En matière d'immigration, le Gouvernement s'est engagé à consacrer les droits des étrangers établis régulièrement en France et à assurer un meilleur contrôle en revanche pour les immigrés clandestins.

Des cellules départementales de lutte contre le racisme ont été créées afin de faciliter l'insertion de tous ceux qui vivent en toute légalité sur notre territoire.

Le Gouvernement a déjà accompli beaucoup de réformes pour améliorer le sort de notre pays. Il a travaillé sans relâche pour donner aux Français un élan nouveau.

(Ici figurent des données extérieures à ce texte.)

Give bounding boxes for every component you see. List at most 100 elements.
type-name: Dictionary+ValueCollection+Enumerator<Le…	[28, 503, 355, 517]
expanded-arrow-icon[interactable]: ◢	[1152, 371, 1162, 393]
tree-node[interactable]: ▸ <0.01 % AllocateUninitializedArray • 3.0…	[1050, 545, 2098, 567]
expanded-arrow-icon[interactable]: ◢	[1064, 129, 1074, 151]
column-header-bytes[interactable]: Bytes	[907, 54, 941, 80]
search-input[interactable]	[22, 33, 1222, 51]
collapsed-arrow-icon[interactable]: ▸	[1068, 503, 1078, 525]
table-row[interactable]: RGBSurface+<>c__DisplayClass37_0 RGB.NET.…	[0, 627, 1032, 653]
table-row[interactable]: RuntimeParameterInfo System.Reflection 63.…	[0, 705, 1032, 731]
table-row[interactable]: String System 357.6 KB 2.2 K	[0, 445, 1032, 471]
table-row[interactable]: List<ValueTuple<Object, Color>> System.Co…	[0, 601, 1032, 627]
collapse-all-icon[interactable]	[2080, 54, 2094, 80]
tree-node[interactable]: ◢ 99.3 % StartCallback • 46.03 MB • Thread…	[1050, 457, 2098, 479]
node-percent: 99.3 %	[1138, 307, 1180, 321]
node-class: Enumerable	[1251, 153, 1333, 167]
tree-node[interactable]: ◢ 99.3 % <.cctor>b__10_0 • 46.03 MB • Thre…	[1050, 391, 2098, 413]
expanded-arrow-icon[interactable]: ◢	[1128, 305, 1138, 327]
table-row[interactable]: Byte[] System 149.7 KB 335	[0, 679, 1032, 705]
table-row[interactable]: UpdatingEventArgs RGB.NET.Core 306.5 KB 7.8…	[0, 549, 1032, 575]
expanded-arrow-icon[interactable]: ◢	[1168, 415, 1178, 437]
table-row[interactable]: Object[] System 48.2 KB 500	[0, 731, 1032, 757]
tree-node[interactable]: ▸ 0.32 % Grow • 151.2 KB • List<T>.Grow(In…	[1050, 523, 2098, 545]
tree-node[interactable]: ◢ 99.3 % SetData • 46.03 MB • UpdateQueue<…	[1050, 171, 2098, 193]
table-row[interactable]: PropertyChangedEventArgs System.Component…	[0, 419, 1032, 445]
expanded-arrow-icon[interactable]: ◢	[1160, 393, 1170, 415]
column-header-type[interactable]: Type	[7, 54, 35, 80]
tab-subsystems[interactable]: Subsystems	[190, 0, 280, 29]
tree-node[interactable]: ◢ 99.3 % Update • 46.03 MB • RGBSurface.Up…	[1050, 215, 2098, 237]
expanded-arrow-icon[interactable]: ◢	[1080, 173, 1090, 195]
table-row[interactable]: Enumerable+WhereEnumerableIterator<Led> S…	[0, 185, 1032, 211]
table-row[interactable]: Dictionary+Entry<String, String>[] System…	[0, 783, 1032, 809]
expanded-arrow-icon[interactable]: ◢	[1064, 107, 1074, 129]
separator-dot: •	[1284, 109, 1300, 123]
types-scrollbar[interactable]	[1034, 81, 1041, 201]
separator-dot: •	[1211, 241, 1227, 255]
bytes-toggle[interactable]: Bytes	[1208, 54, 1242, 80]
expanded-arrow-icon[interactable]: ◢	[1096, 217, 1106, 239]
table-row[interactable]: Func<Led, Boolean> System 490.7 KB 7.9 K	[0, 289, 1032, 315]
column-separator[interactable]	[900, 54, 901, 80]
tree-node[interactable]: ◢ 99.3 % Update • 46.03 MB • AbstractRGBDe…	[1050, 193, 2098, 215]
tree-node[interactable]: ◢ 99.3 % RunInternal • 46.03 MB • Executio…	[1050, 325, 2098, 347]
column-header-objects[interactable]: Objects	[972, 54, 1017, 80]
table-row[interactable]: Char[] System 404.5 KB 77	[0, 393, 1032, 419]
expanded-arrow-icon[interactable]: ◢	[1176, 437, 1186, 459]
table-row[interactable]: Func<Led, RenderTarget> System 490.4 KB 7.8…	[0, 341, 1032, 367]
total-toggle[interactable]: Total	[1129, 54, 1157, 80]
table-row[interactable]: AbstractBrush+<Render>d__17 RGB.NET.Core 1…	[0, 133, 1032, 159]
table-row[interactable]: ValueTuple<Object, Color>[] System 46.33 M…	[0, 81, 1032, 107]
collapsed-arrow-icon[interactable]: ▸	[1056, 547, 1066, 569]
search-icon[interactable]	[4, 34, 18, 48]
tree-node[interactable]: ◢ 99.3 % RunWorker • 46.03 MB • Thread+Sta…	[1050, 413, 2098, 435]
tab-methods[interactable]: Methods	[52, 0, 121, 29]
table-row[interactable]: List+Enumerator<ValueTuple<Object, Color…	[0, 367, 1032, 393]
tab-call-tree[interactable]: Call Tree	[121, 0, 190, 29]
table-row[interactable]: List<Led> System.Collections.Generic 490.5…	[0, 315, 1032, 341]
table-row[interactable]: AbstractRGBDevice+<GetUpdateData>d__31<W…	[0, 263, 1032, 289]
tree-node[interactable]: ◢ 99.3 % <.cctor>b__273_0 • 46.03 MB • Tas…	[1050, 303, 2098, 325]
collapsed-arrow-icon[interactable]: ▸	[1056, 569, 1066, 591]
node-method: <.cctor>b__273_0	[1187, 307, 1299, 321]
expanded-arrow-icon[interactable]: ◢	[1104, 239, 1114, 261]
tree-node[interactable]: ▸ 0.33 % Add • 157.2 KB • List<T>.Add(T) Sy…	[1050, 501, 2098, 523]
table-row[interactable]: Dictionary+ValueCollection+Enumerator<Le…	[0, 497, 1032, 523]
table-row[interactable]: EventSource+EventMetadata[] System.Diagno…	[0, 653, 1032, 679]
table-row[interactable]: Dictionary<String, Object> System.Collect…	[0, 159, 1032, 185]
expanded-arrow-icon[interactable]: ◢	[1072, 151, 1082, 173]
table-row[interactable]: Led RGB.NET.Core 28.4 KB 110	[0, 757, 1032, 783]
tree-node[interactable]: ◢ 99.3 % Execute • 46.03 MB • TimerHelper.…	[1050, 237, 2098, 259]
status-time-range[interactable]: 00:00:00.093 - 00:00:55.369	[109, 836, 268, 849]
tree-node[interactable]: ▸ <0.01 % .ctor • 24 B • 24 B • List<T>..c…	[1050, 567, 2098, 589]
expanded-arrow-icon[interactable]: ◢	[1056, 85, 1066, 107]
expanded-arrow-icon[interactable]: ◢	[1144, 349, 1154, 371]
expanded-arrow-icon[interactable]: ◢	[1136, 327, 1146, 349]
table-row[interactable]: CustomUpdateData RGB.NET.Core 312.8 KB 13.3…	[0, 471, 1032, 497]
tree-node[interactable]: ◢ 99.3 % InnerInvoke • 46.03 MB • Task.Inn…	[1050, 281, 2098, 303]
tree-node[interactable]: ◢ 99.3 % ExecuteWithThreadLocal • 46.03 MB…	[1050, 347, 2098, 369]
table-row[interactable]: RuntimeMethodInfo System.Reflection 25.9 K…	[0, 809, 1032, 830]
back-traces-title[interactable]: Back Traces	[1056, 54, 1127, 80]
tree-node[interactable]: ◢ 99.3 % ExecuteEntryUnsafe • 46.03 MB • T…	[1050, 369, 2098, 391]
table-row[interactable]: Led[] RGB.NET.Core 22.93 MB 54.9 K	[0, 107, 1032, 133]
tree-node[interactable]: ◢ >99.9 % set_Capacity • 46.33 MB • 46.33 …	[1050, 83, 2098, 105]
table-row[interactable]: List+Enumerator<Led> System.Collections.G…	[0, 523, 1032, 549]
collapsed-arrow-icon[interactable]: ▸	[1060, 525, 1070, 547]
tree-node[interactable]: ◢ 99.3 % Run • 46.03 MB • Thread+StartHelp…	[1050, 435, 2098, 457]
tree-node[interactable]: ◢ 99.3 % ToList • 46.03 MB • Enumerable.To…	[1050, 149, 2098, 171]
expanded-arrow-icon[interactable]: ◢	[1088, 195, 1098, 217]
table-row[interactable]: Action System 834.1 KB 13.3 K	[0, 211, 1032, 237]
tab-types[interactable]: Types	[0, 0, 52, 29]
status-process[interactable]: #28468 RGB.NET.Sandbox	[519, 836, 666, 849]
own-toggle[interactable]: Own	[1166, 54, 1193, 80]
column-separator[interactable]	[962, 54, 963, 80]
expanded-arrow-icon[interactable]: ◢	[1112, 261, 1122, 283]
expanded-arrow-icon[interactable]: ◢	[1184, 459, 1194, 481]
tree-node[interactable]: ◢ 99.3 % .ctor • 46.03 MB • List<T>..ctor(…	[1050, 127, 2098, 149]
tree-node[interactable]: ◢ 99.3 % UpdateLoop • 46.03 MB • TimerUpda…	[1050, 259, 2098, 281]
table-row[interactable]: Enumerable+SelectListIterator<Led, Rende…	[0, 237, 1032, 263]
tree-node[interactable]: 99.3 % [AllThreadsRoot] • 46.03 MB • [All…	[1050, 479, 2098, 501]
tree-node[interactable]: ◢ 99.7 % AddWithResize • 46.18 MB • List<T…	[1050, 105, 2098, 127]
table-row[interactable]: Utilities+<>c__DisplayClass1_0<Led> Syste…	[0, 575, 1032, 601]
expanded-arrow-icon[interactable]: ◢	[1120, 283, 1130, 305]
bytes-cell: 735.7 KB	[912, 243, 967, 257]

Le redressement de l'économie qui est en train de s'amorcer, n'est pas tout. La lutte contre le chômage doit s'articuler autour d'un projet politique plus vaste. C'est l'objet des multiples mesures : réduction des charges sociales sur les bas salaires, développement de la formation professionnelle et de l'apprentissage, loi quinquennale sur l'emploi qui tend à assouplir les réglementations existantes tout en préservant les droits essentiels des salariés, allégements des charges de l'entreprise, réforme de la fiscalité…

À ces mesures de structures le Gouvernement a pris des mesures très importantes de soutien à l'activité : crédits au bâtiment, aux travaux publics, mesures en faveur de la consommation telles que l'incitation à l'achat d'automobiles neuves, suppression du décalage d'un mois de la TVA.

Quant à la protection sociale, la première réforme entreprise, celle du système des retraites a été décidée rapidement, sans quoi il eût été en quasi-faillite.

L'État a permis de sauver l'assurance-chômage. Et c'est grâce à la contribution de tous les Français et à l'augmentation de la CSG (contribution sociale généralisée) que l'UNEDIC a pu continuer d'indemniser les chômeurs. Le Gouvernement ne s'est pas soucié des enjeux pré-électoraux et a pris des mesures impopulaires mais indispensables pour préserver notre système de protection sociale.

Toutes ces décisions ont été des décisions courageuses.

Toutes les énergies doivent être mobilisées pour lutter contre le fléau social qu'est le chômage. Il faut faire feu de tout bois et il est nécessaire dans les moments difficiles de susciter des ferments nouveaux de vie collective. Ceux qui ont une place dans la société ont aussi des devoirs. Chacun peut et doit prendre des initiatives et on ne pas tout attendre de l'État, car l'État n'est plus l'État prospère des "Trente Glorieuses".

Toutefois, il y a des raisons d'espérer et d'envisager un avoir encourageant. Le ralentissement du chômage se confirme en mars. La décélération est en marche et le chômage des jeunes de moins de 25 ans s'est stabilisé. Pour accueillir les jeunes en difficulté, le Gouvernement prévoit 800 000 contrats emploi-solidarité pour 1994.

La consommation donne des singes de dégel en mars. Tous les canaux de distribution ont vu leur activité se redresser.

On relève une reprise des études de lancement de nouveaux produits dans l'alimentation, la pharmacie ce qui n'était pas arrivé depuis deux ans.

On note de nombreuses demandes d'aides à l'investissement qui témoignent d'une volonté d'aller de l'avant.

La reprise sera plus manifeste durant le 2e semestre 1994. Mais la reprise de la croissance ne serait pas suffisante.

Pour gagner la bataille contre le chômage, pour aller vers une société de renouveau il faudra se placer sur tous les fronts et le Gouvernement entend bien proposer quelque chose de nouveau, un nouveau projet de société pour les français, et dans bien des domaines, outre celui de l'emploi.

La France doit s'adapter aux nouvelles données économiques, aux nouvelles exigences des citoyens pour un État plus juste parce que plus impartial, pour une politique plus morale et plus soucieuse de vérité, loin des propos démagogiques qui cristallisent les difficultés du moment et les inquiétudes dans la société.

La politique de réforme entreprise depuis mars 1993 inaugure une période nouvelle pour la France et nous souhaitons tous qu'elle ne reste pas une parenthèse dans l'histoire de notre pays.